State Bank of Pakistan (SBP) Governor Jameel Ahmad quickly dispels notions of a possible bilateral debt restructuring on Monday, addressing speculations from Finance Minister Ishaq Dar’s previous statement.
In a briefing with analysts, Governor Ahmad firmly stated, “As of now, there is no plan to enter into any debt restructuring. Absolutely no doubt about it. We are not considering any such plan, so there is no question of what will be the haircut..”
His comments came in response to Finance Minister Dar’s announcement following the presentation of the FY2024 federal budget. Dar had hinted at a possible restructuring of bilateral debt, irrespective of the outcomes of the ongoing IMF review.
Ahmad specified that the lion’s share of the nation’s debt is bilateral and multilateral, and significant amounts of commercial debt have been cleared, with Eurobonds slated for payment when due.
Out of a total external repayment sum of $3.6 billion due this month, $0.4 billion has already been dealt with. $2.3 billion will be rolled over, with the remaining $0.9 billion requiring financing.
The total debt obligations for FY2024 are estimated to be around $23 billion, as per the SBP. This figure is expected to be split evenly across the fiscal year’s four quarters.
Ahmad revealed that the SBP is contemplating ways to fund this debt, with considerations hinging on the outcomes of the IMF review, among other factors. The Governor expressed optimism about ongoing discussions with the IMF and expects a conclusion soon.
Further, the SBP Governor estimated that the government would receive a transfer of Rs1 trillion in FY2024, profits earned by the SBP after withholding a specified portion.
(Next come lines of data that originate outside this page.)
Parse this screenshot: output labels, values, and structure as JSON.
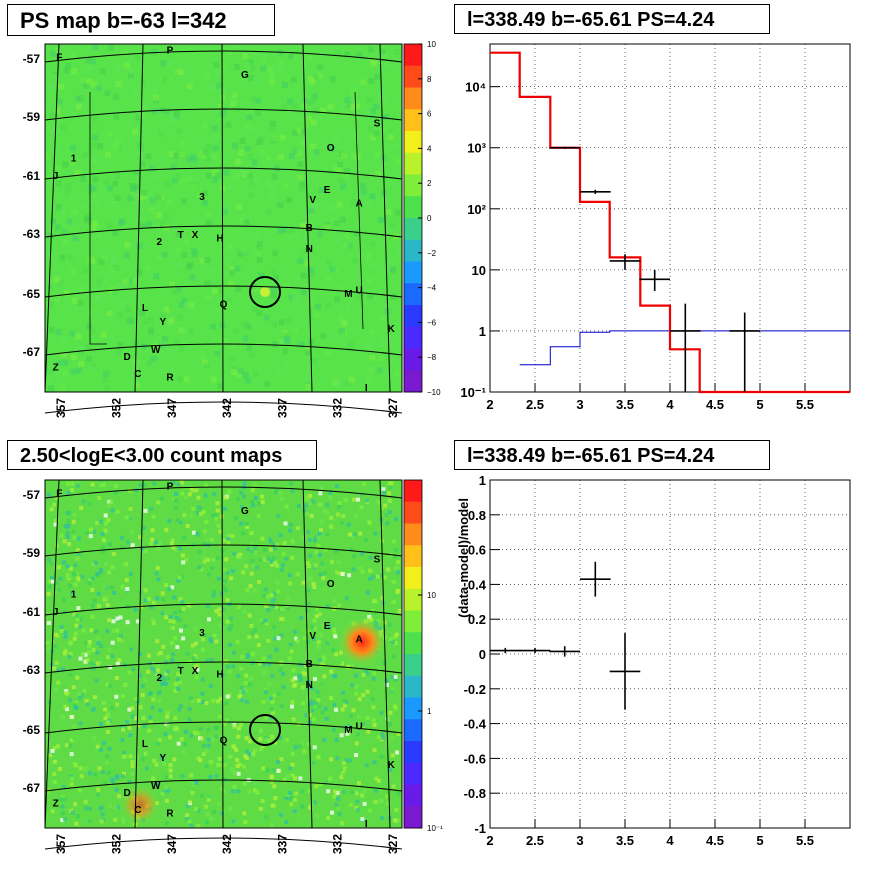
{
  "panels": {
    "ps_map": {
      "title": "PS map b=-63 l=342",
      "colorbar_ticks": [
        "10",
        "8",
        "6",
        "4",
        "2",
        "0",
        "−2",
        "−4",
        "−6",
        "−8",
        "−10"
      ]
    },
    "count_map": {
      "title": "2.50<logE<3.00 count maps",
      "colorbar_ticks": [
        "10",
        "1",
        "10⁻¹"
      ]
    },
    "spectrum": {
      "title": "l=338.49 b=-65.61 PS=4.24"
    },
    "residual": {
      "title": "l=338.49 b=-65.61 PS=4.24"
    }
  },
  "map_axes": {
    "lat_labels": [
      "-57",
      "-59",
      "-61",
      "-63",
      "-65",
      "-67"
    ],
    "lon_labels": [
      "357",
      "352",
      "347",
      "342",
      "337",
      "332",
      "327"
    ],
    "sources": [
      {
        "label": "P",
        "u": 0.35,
        "v": 0.02
      },
      {
        "label": "G",
        "u": 0.56,
        "v": 0.09
      },
      {
        "label": "F",
        "u": 0.04,
        "v": 0.04
      },
      {
        "label": "S",
        "u": 0.93,
        "v": 0.23
      },
      {
        "label": "O",
        "u": 0.8,
        "v": 0.3
      },
      {
        "label": "1",
        "u": 0.08,
        "v": 0.33
      },
      {
        "label": "J",
        "u": 0.03,
        "v": 0.38
      },
      {
        "label": "3",
        "u": 0.44,
        "v": 0.44
      },
      {
        "label": "E",
        "u": 0.79,
        "v": 0.42
      },
      {
        "label": "V",
        "u": 0.75,
        "v": 0.45
      },
      {
        "label": "A",
        "u": 0.88,
        "v": 0.46
      },
      {
        "label": "B",
        "u": 0.74,
        "v": 0.53
      },
      {
        "label": "T",
        "u": 0.38,
        "v": 0.55
      },
      {
        "label": "X",
        "u": 0.42,
        "v": 0.55
      },
      {
        "label": "2",
        "u": 0.32,
        "v": 0.57
      },
      {
        "label": "H",
        "u": 0.49,
        "v": 0.56
      },
      {
        "label": "N",
        "u": 0.74,
        "v": 0.59
      },
      {
        "label": "M",
        "u": 0.85,
        "v": 0.72
      },
      {
        "label": "U",
        "u": 0.88,
        "v": 0.71
      },
      {
        "label": "L",
        "u": 0.28,
        "v": 0.76
      },
      {
        "label": "Q",
        "u": 0.5,
        "v": 0.75
      },
      {
        "label": "Y",
        "u": 0.33,
        "v": 0.8
      },
      {
        "label": "K",
        "u": 0.97,
        "v": 0.82
      },
      {
        "label": "W",
        "u": 0.31,
        "v": 0.88
      },
      {
        "label": "D",
        "u": 0.23,
        "v": 0.9
      },
      {
        "label": "Z",
        "u": 0.03,
        "v": 0.93
      },
      {
        "label": "C",
        "u": 0.26,
        "v": 0.95
      },
      {
        "label": "R",
        "u": 0.35,
        "v": 0.96
      },
      {
        "label": "I",
        "u": 0.9,
        "v": 0.99
      }
    ]
  },
  "chart_data": [
    {
      "type": "line",
      "title": "l=338.49 b=-65.61 PS=4.24",
      "xlabel": "",
      "ylabel": "",
      "xlim": [
        2,
        6
      ],
      "ylim": [
        0.1,
        50000
      ],
      "yscale": "log",
      "x_ticks": [
        "2",
        "2.5",
        "3",
        "3.5",
        "4",
        "4.5",
        "5",
        "5.5"
      ],
      "y_ticks": [
        "10⁻¹",
        "1",
        "10",
        "10²",
        "10³",
        "10⁴"
      ],
      "grid": true,
      "model_red_steps": {
        "edges": [
          2,
          2.33,
          2.67,
          3,
          3.33,
          3.67,
          4,
          4.33,
          4.67,
          5,
          5.33,
          5.67,
          6
        ],
        "values": [
          36000,
          6800,
          1000,
          130,
          16,
          2.6,
          0.5,
          0.1,
          0.1,
          0.1,
          0.1,
          0.1
        ]
      },
      "model_blue_steps": {
        "edges": [
          2.33,
          2.67,
          3,
          3.33,
          3.67,
          4,
          4.33,
          4.67,
          5,
          5.33,
          5.67,
          6
        ],
        "values": [
          0.28,
          0.55,
          0.95,
          1.0,
          1.0,
          1.0,
          1.0,
          1.0,
          1.0,
          1.0,
          1.0
        ]
      },
      "data_points": [
        {
          "x": 2.83,
          "y": 1000,
          "xerr": 0.17,
          "ylo": 960,
          "yhi": 1040
        },
        {
          "x": 3.17,
          "y": 190,
          "xerr": 0.17,
          "ylo": 175,
          "yhi": 205
        },
        {
          "x": 3.5,
          "y": 14,
          "xerr": 0.17,
          "ylo": 10,
          "yhi": 18
        },
        {
          "x": 3.83,
          "y": 7,
          "xerr": 0.17,
          "ylo": 4.5,
          "yhi": 10
        },
        {
          "x": 4.17,
          "y": 1,
          "xerr": 0.17,
          "ylo": 0.1,
          "yhi": 2.8
        },
        {
          "x": 4.83,
          "y": 1,
          "xerr": 0.17,
          "ylo": 0.1,
          "yhi": 2.0
        }
      ]
    },
    {
      "type": "scatter",
      "title": "l=338.49 b=-65.61 PS=4.24",
      "xlabel": "",
      "ylabel": "(data-model)/model",
      "xlim": [
        2,
        6
      ],
      "ylim": [
        -1,
        1
      ],
      "x_ticks": [
        "2",
        "2.5",
        "3",
        "3.5",
        "4",
        "4.5",
        "5",
        "5.5"
      ],
      "y_ticks": [
        "-1",
        "-0.8",
        "-0.6",
        "-0.4",
        "-0.2",
        "0",
        "0.2",
        "0.4",
        "0.6",
        "0.8",
        "1"
      ],
      "grid": true,
      "points": [
        {
          "x": 2.17,
          "y": 0.02,
          "xerr": 0.17,
          "yerr": 0.015
        },
        {
          "x": 2.5,
          "y": 0.02,
          "xerr": 0.17,
          "yerr": 0.015
        },
        {
          "x": 2.83,
          "y": 0.015,
          "xerr": 0.17,
          "yerr": 0.03
        },
        {
          "x": 3.17,
          "y": 0.43,
          "xerr": 0.17,
          "yerr": 0.1
        },
        {
          "x": 3.5,
          "y": -0.1,
          "xerr": 0.17,
          "yerr": 0.22
        }
      ]
    }
  ]
}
Predicting the current account deficit (CAD) for FY2023 to cap at around $3.5 billion (or, at worst, $4 billion), he attributed the expected figures to policy-induced import restrictions and the available liquidity from exports and remittances. The CAD for FY2024 is also projected to stay under the $4 billion mark.
Ahmad also mentioned that the timing for the issuance of Eurobond would be dictated by the government, considering market fundamentals and credit ratings.